Только раз они отыскали небольшое озеро — спутники вознамерились остаться там, но Седой прислушивался, принюхивался, и настороженность не покидала его.
А чужак с рыжими волосами что-то говорил на птичьем языке, заглядывая в глаза — он не хотел оставаться.
Седой понял, что оба были правы — случайно ли тот, рыжий хору, стремился отсюда быстрее?
Ночью на них напали местные охотники. Их было совсем мало, поэтому никто из спутников Седого не погиб — и Белка вовремя подняла тревогу.
Но пришлось уходить, и быстро.
Котловину, подобную той, где жили раньше, нашла Белка. Девчонка обладала сверхъестественным чутьем — Огонек, привыкший вроде к необъяснимым способностям рууна, все же диву давался. По дну котловины — меньшей раза в три, но уютной — бежал тонкий ручей. Камни, скатившиеся со склонов, легко было перекатить ближе к центру и укрепить свежесозданные шалаши, чтобы те не сносило ветром. Мужчины рууна довольно удачно охотились, и скоро новое стойбище украсили невыделанные еще шкуры.
Еще две луны прошли быстро — Огонек почти позабыл человечий язык, зато на удивление ловко выучился подражать голосам птиц и зверей. Порой сомневался — не умел ли и раньше?
Потом дожди хлынули, раньше, чем ждали дикари. Два дня — бешеный ливень, порой приостанавливался — и гром просыпался, молнии зубами сверкали. Лес готовился — скоро небо начнет плакать, и долго еще не осушит слезы.
После дождей уже не первый оползень случился — но раньше все на другой стороне. А тут вроде прочно камни лежали.
Дочь леса, Белка, легкая и проворная, все-таки оступилась как-то на мокром камне — и покатилась вниз. Огонек неподалеку сидел, качнулся вперед, не сообразив, что она-то куда привычней падать. И сам не удержался. Полетел следом за ней; быстрее катился — обогнал, в ее щиколотку вцепился, ухитрился удержаться, дыхание перевел… Подполз к ней, надеясь не растревожить камни — а они, поразмыслив, поползли по склону быстрее его.
Огонек прижал девчонку к себе и зажмурился.
Почему-то было уютно и совсем не чувствовалось ударов — на миг почудилось, что находится в середине голубоватого рыбьего пузыря. Стенки упругие, прозрачные, легкие. Тепло было и даже спать захотелось.

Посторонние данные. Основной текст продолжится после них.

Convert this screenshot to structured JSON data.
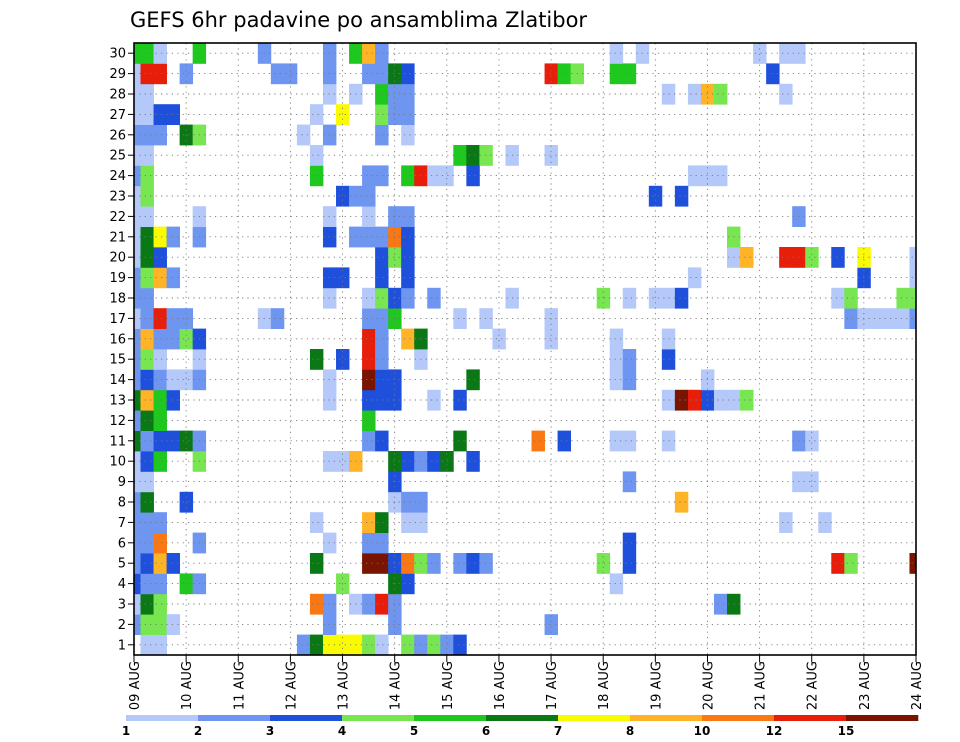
{
  "chart_data": {
    "type": "heatmap",
    "title": "GEFS 6hr padavine po ansamblima Zlatibor",
    "xlabel": "",
    "ylabel": "",
    "x_tick_labels": [
      "09 AUG",
      "10 AUG",
      "11 AUG",
      "12 AUG",
      "13 AUG",
      "14 AUG",
      "15 AUG",
      "16 AUG",
      "17 AUG",
      "18 AUG",
      "19 AUG",
      "20 AUG",
      "21 AUG",
      "22 AUG",
      "23 AUG",
      "24 AUG"
    ],
    "y_tick_labels": [
      "1",
      "2",
      "3",
      "4",
      "5",
      "6",
      "7",
      "8",
      "9",
      "10",
      "11",
      "12",
      "13",
      "14",
      "15",
      "16",
      "17",
      "18",
      "19",
      "20",
      "21",
      "22",
      "23",
      "24",
      "25",
      "26",
      "27",
      "28",
      "29",
      "30"
    ],
    "grid": true,
    "color_levels": [
      "1",
      "2",
      "3",
      "4",
      "5",
      "6",
      "7",
      "8",
      "10",
      "12",
      "15",
      "20"
    ],
    "colors": [
      "#b4c8fa",
      "#6e96f0",
      "#1e50dc",
      "#78e650",
      "#1ec81e",
      "#0a7814",
      "#fafa00",
      "#ffb428",
      "#fa7814",
      "#e61e0a",
      "#781400"
    ],
    "cells": [
      [
        0,
        2,
        2
      ],
      [
        0,
        3,
        1
      ],
      [
        0,
        4,
        3
      ],
      [
        0,
        5,
        2
      ],
      [
        0,
        6,
        2
      ],
      [
        0,
        7,
        2
      ],
      [
        0,
        8,
        2
      ],
      [
        0,
        9,
        1
      ],
      [
        0,
        10,
        1
      ],
      [
        0,
        11,
        6
      ],
      [
        0,
        12,
        2
      ],
      [
        0,
        13,
        6
      ],
      [
        0,
        14,
        2
      ],
      [
        0,
        15,
        2
      ],
      [
        0,
        16,
        2
      ],
      [
        0,
        17,
        1
      ],
      [
        0,
        18,
        2
      ],
      [
        0,
        19,
        2
      ],
      [
        0,
        20,
        1
      ],
      [
        0,
        21,
        1
      ],
      [
        0,
        22,
        1
      ],
      [
        0,
        23,
        1
      ],
      [
        0,
        24,
        2
      ],
      [
        0,
        25,
        1
      ],
      [
        0,
        26,
        2
      ],
      [
        0,
        27,
        1
      ],
      [
        0,
        28,
        1
      ],
      [
        0,
        29,
        1
      ],
      [
        0,
        30,
        5
      ],
      [
        1,
        0,
        2
      ],
      [
        1,
        1,
        1
      ],
      [
        1,
        2,
        4
      ],
      [
        1,
        3,
        6
      ],
      [
        1,
        4,
        2
      ],
      [
        1,
        5,
        3
      ],
      [
        1,
        6,
        2
      ],
      [
        1,
        7,
        2
      ],
      [
        1,
        8,
        6
      ],
      [
        1,
        9,
        1
      ],
      [
        1,
        10,
        3
      ],
      [
        1,
        11,
        2
      ],
      [
        1,
        12,
        6
      ],
      [
        1,
        13,
        8
      ],
      [
        1,
        14,
        3
      ],
      [
        1,
        15,
        4
      ],
      [
        1,
        16,
        8
      ],
      [
        1,
        17,
        2
      ],
      [
        1,
        18,
        2
      ],
      [
        1,
        19,
        4
      ],
      [
        1,
        20,
        6
      ],
      [
        1,
        21,
        6
      ],
      [
        1,
        22,
        1
      ],
      [
        1,
        23,
        4
      ],
      [
        1,
        24,
        4
      ],
      [
        1,
        25,
        1
      ],
      [
        1,
        26,
        2
      ],
      [
        1,
        27,
        1
      ],
      [
        1,
        28,
        1
      ],
      [
        1,
        29,
        10
      ],
      [
        1,
        30,
        5
      ],
      [
        2,
        0,
        2
      ],
      [
        2,
        1,
        1
      ],
      [
        2,
        2,
        4
      ],
      [
        2,
        3,
        4
      ],
      [
        2,
        4,
        2
      ],
      [
        2,
        5,
        8
      ],
      [
        2,
        6,
        9
      ],
      [
        2,
        7,
        2
      ],
      [
        2,
        10,
        5
      ],
      [
        2,
        11,
        3
      ],
      [
        2,
        12,
        5
      ],
      [
        2,
        13,
        5
      ],
      [
        2,
        14,
        2
      ],
      [
        2,
        15,
        1
      ],
      [
        2,
        16,
        2
      ],
      [
        2,
        17,
        10
      ],
      [
        2,
        19,
        8
      ],
      [
        2,
        20,
        3
      ],
      [
        2,
        21,
        7
      ],
      [
        2,
        26,
        2
      ],
      [
        2,
        27,
        3
      ],
      [
        2,
        29,
        10
      ],
      [
        2,
        30,
        1
      ],
      [
        3,
        2,
        1
      ],
      [
        3,
        5,
        3
      ],
      [
        3,
        11,
        3
      ],
      [
        3,
        13,
        3
      ],
      [
        3,
        14,
        1
      ],
      [
        3,
        16,
        2
      ],
      [
        3,
        17,
        2
      ],
      [
        3,
        19,
        2
      ],
      [
        3,
        21,
        2
      ],
      [
        3,
        27,
        3
      ],
      [
        4,
        4,
        5
      ],
      [
        4,
        8,
        3
      ],
      [
        4,
        11,
        6
      ],
      [
        4,
        14,
        1
      ],
      [
        4,
        16,
        4
      ],
      [
        4,
        17,
        2
      ],
      [
        4,
        26,
        6
      ],
      [
        4,
        29,
        2
      ],
      [
        5,
        4,
        2
      ],
      [
        5,
        6,
        2
      ],
      [
        5,
        10,
        4
      ],
      [
        5,
        11,
        2
      ],
      [
        5,
        14,
        2
      ],
      [
        5,
        15,
        1
      ],
      [
        5,
        16,
        3
      ],
      [
        5,
        21,
        2
      ],
      [
        5,
        22,
        1
      ],
      [
        5,
        26,
        4
      ],
      [
        5,
        30,
        5
      ],
      [
        10,
        17,
        1
      ],
      [
        10,
        30,
        2
      ],
      [
        11,
        17,
        2
      ],
      [
        11,
        29,
        2
      ],
      [
        12,
        29,
        2
      ],
      [
        13,
        1,
        2
      ],
      [
        13,
        26,
        1
      ],
      [
        14,
        1,
        6
      ],
      [
        14,
        3,
        9
      ],
      [
        14,
        5,
        6
      ],
      [
        14,
        7,
        1
      ],
      [
        14,
        15,
        6
      ],
      [
        14,
        24,
        5
      ],
      [
        14,
        25,
        1
      ],
      [
        14,
        27,
        1
      ],
      [
        15,
        1,
        7
      ],
      [
        15,
        2,
        2
      ],
      [
        15,
        3,
        2
      ],
      [
        15,
        6,
        1
      ],
      [
        15,
        10,
        1
      ],
      [
        15,
        13,
        1
      ],
      [
        15,
        14,
        1
      ],
      [
        15,
        18,
        1
      ],
      [
        15,
        19,
        3
      ],
      [
        15,
        21,
        3
      ],
      [
        15,
        22,
        1
      ],
      [
        15,
        26,
        2
      ],
      [
        15,
        28,
        1
      ],
      [
        15,
        29,
        2
      ],
      [
        15,
        30,
        2
      ],
      [
        16,
        1,
        7
      ],
      [
        16,
        4,
        4
      ],
      [
        16,
        10,
        1
      ],
      [
        16,
        15,
        3
      ],
      [
        16,
        19,
        3
      ],
      [
        16,
        23,
        3
      ],
      [
        16,
        27,
        7
      ],
      [
        17,
        1,
        7
      ],
      [
        17,
        3,
        1
      ],
      [
        17,
        10,
        8
      ],
      [
        17,
        21,
        2
      ],
      [
        17,
        23,
        2
      ],
      [
        17,
        28,
        1
      ],
      [
        17,
        30,
        5
      ],
      [
        18,
        1,
        4
      ],
      [
        18,
        3,
        2
      ],
      [
        18,
        5,
        11
      ],
      [
        18,
        6,
        2
      ],
      [
        18,
        7,
        8
      ],
      [
        18,
        11,
        2
      ],
      [
        18,
        12,
        5
      ],
      [
        18,
        13,
        3
      ],
      [
        18,
        14,
        11
      ],
      [
        18,
        15,
        10
      ],
      [
        18,
        16,
        10
      ],
      [
        18,
        17,
        2
      ],
      [
        18,
        18,
        1
      ],
      [
        18,
        21,
        2
      ],
      [
        18,
        22,
        1
      ],
      [
        18,
        23,
        2
      ],
      [
        18,
        24,
        2
      ],
      [
        18,
        29,
        2
      ],
      [
        18,
        30,
        8
      ],
      [
        19,
        1,
        1
      ],
      [
        19,
        3,
        10
      ],
      [
        19,
        5,
        11
      ],
      [
        19,
        6,
        2
      ],
      [
        19,
        7,
        6
      ],
      [
        19,
        11,
        3
      ],
      [
        19,
        13,
        3
      ],
      [
        19,
        14,
        3
      ],
      [
        19,
        15,
        2
      ],
      [
        19,
        16,
        2
      ],
      [
        19,
        17,
        2
      ],
      [
        19,
        18,
        4
      ],
      [
        19,
        19,
        3
      ],
      [
        19,
        20,
        3
      ],
      [
        19,
        21,
        2
      ],
      [
        19,
        24,
        2
      ],
      [
        19,
        26,
        2
      ],
      [
        19,
        27,
        4
      ],
      [
        19,
        28,
        5
      ],
      [
        19,
        29,
        2
      ],
      [
        19,
        30,
        2
      ],
      [
        20,
        2,
        2
      ],
      [
        20,
        3,
        2
      ],
      [
        20,
        4,
        6
      ],
      [
        20,
        5,
        3
      ],
      [
        20,
        8,
        1
      ],
      [
        20,
        9,
        3
      ],
      [
        20,
        10,
        6
      ],
      [
        20,
        13,
        3
      ],
      [
        20,
        14,
        3
      ],
      [
        20,
        17,
        5
      ],
      [
        20,
        18,
        3
      ],
      [
        20,
        20,
        4
      ],
      [
        20,
        21,
        9
      ],
      [
        20,
        22,
        2
      ],
      [
        20,
        27,
        2
      ],
      [
        20,
        28,
        2
      ],
      [
        20,
        29,
        6
      ],
      [
        21,
        1,
        4
      ],
      [
        21,
        4,
        3
      ],
      [
        21,
        5,
        9
      ],
      [
        21,
        7,
        1
      ],
      [
        21,
        8,
        2
      ],
      [
        21,
        10,
        3
      ],
      [
        21,
        16,
        8
      ],
      [
        21,
        18,
        2
      ],
      [
        21,
        19,
        3
      ],
      [
        21,
        20,
        3
      ],
      [
        21,
        21,
        3
      ],
      [
        21,
        22,
        2
      ],
      [
        21,
        24,
        5
      ],
      [
        21,
        26,
        1
      ],
      [
        21,
        27,
        2
      ],
      [
        21,
        28,
        2
      ],
      [
        21,
        29,
        3
      ],
      [
        22,
        1,
        2
      ],
      [
        22,
        5,
        4
      ],
      [
        22,
        7,
        1
      ],
      [
        22,
        8,
        2
      ],
      [
        22,
        10,
        2
      ],
      [
        22,
        15,
        1
      ],
      [
        22,
        16,
        6
      ],
      [
        22,
        24,
        10
      ],
      [
        23,
        1,
        4
      ],
      [
        23,
        5,
        2
      ],
      [
        23,
        10,
        3
      ],
      [
        23,
        13,
        1
      ],
      [
        23,
        18,
        2
      ],
      [
        23,
        24,
        1
      ],
      [
        24,
        1,
        2
      ],
      [
        24,
        10,
        6
      ],
      [
        24,
        24,
        1
      ],
      [
        25,
        1,
        3
      ],
      [
        25,
        5,
        2
      ],
      [
        25,
        11,
        6
      ],
      [
        25,
        13,
        3
      ],
      [
        25,
        17,
        1
      ],
      [
        25,
        25,
        5
      ],
      [
        26,
        5,
        3
      ],
      [
        26,
        10,
        3
      ],
      [
        26,
        14,
        6
      ],
      [
        26,
        24,
        3
      ],
      [
        26,
        25,
        6
      ],
      [
        27,
        5,
        2
      ],
      [
        27,
        17,
        1
      ],
      [
        27,
        25,
        4
      ],
      [
        28,
        16,
        1
      ],
      [
        29,
        18,
        1
      ],
      [
        29,
        25,
        1
      ],
      [
        31,
        11,
        9
      ],
      [
        32,
        2,
        2
      ],
      [
        32,
        16,
        1
      ],
      [
        32,
        17,
        1
      ],
      [
        32,
        25,
        1
      ],
      [
        32,
        29,
        10
      ],
      [
        33,
        11,
        3
      ],
      [
        33,
        29,
        5
      ],
      [
        34,
        29,
        4
      ],
      [
        36,
        5,
        4
      ],
      [
        36,
        18,
        4
      ],
      [
        37,
        4,
        1
      ],
      [
        37,
        11,
        1
      ],
      [
        37,
        14,
        1
      ],
      [
        37,
        15,
        1
      ],
      [
        37,
        16,
        1
      ],
      [
        37,
        29,
        5
      ],
      [
        37,
        30,
        1
      ],
      [
        38,
        5,
        3
      ],
      [
        38,
        6,
        3
      ],
      [
        38,
        9,
        2
      ],
      [
        38,
        11,
        1
      ],
      [
        38,
        14,
        2
      ],
      [
        38,
        15,
        2
      ],
      [
        38,
        18,
        1
      ],
      [
        38,
        29,
        5
      ],
      [
        39,
        30,
        1
      ],
      [
        40,
        18,
        1
      ],
      [
        40,
        23,
        3
      ],
      [
        41,
        11,
        1
      ],
      [
        41,
        13,
        1
      ],
      [
        41,
        15,
        3
      ],
      [
        41,
        16,
        1
      ],
      [
        41,
        18,
        1
      ],
      [
        41,
        28,
        1
      ],
      [
        42,
        8,
        8
      ],
      [
        42,
        13,
        11
      ],
      [
        42,
        18,
        3
      ],
      [
        42,
        23,
        3
      ],
      [
        43,
        0,
        2
      ],
      [
        43,
        13,
        10
      ],
      [
        43,
        19,
        1
      ],
      [
        43,
        24,
        1
      ],
      [
        43,
        28,
        1
      ],
      [
        44,
        13,
        3
      ],
      [
        44,
        14,
        1
      ],
      [
        44,
        24,
        1
      ],
      [
        44,
        28,
        8
      ],
      [
        45,
        3,
        2
      ],
      [
        45,
        13,
        1
      ],
      [
        45,
        24,
        1
      ],
      [
        45,
        28,
        4
      ],
      [
        46,
        3,
        6
      ],
      [
        46,
        13,
        1
      ],
      [
        46,
        20,
        1
      ],
      [
        46,
        21,
        4
      ],
      [
        47,
        13,
        4
      ],
      [
        47,
        20,
        8
      ],
      [
        48,
        30,
        1
      ],
      [
        49,
        29,
        3
      ],
      [
        50,
        7,
        1
      ],
      [
        50,
        20,
        10
      ],
      [
        50,
        28,
        1
      ],
      [
        50,
        30,
        1
      ],
      [
        51,
        9,
        1
      ],
      [
        51,
        11,
        2
      ],
      [
        51,
        20,
        10
      ],
      [
        51,
        22,
        2
      ],
      [
        51,
        30,
        1
      ],
      [
        52,
        9,
        1
      ],
      [
        52,
        11,
        1
      ],
      [
        52,
        20,
        4
      ],
      [
        53,
        7,
        1
      ],
      [
        54,
        5,
        10
      ],
      [
        54,
        18,
        1
      ],
      [
        54,
        20,
        3
      ],
      [
        55,
        5,
        4
      ],
      [
        55,
        17,
        2
      ],
      [
        55,
        18,
        4
      ],
      [
        56,
        17,
        1
      ],
      [
        56,
        19,
        3
      ],
      [
        56,
        20,
        7
      ],
      [
        57,
        17,
        1
      ],
      [
        58,
        17,
        1
      ],
      [
        59,
        17,
        1
      ],
      [
        59,
        18,
        4
      ],
      [
        60,
        5,
        11
      ],
      [
        60,
        17,
        2
      ],
      [
        60,
        18,
        4
      ],
      [
        60,
        19,
        1
      ],
      [
        60,
        20,
        1
      ],
      [
        61,
        5,
        4
      ],
      [
        61,
        18,
        6
      ],
      [
        61,
        20,
        3
      ],
      [
        62,
        20,
        5
      ],
      [
        63,
        19,
        1
      ],
      [
        64,
        19,
        1
      ],
      [
        64,
        24,
        4
      ],
      [
        65,
        4,
        1
      ],
      [
        65,
        13,
        1
      ],
      [
        65,
        17,
        5
      ],
      [
        65,
        19,
        4
      ],
      [
        65,
        27,
        2
      ],
      [
        65,
        29,
        1
      ]
    ]
  }
}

Сообразил, что сидит, сжатый камнями со всех сторон, лишь когда Белка зашевелилась. Двигаться было сложно, однако в щели между камнями виднелось небо. Тогда закричал — и услышал встревоженные звуки, которыми обменивались между собой дикари.
Соплеменники опасались приблизиться к завалу — вдруг снова полетят камни? Все равно те, что там, не дышат больше, говорили Седому. Но тот настаивал, свирепо рыча, и отвешивал оплеухи особо робким. Тогда рууна по одному стали подходить и растаскивать камни. Понемногу уверились, что новый обвал не грозит, и стали шевелиться уверенней. Скоро между камнями увидели торчащую рыжую прядь. А потом услышали голос чужака и резкий визг Белки.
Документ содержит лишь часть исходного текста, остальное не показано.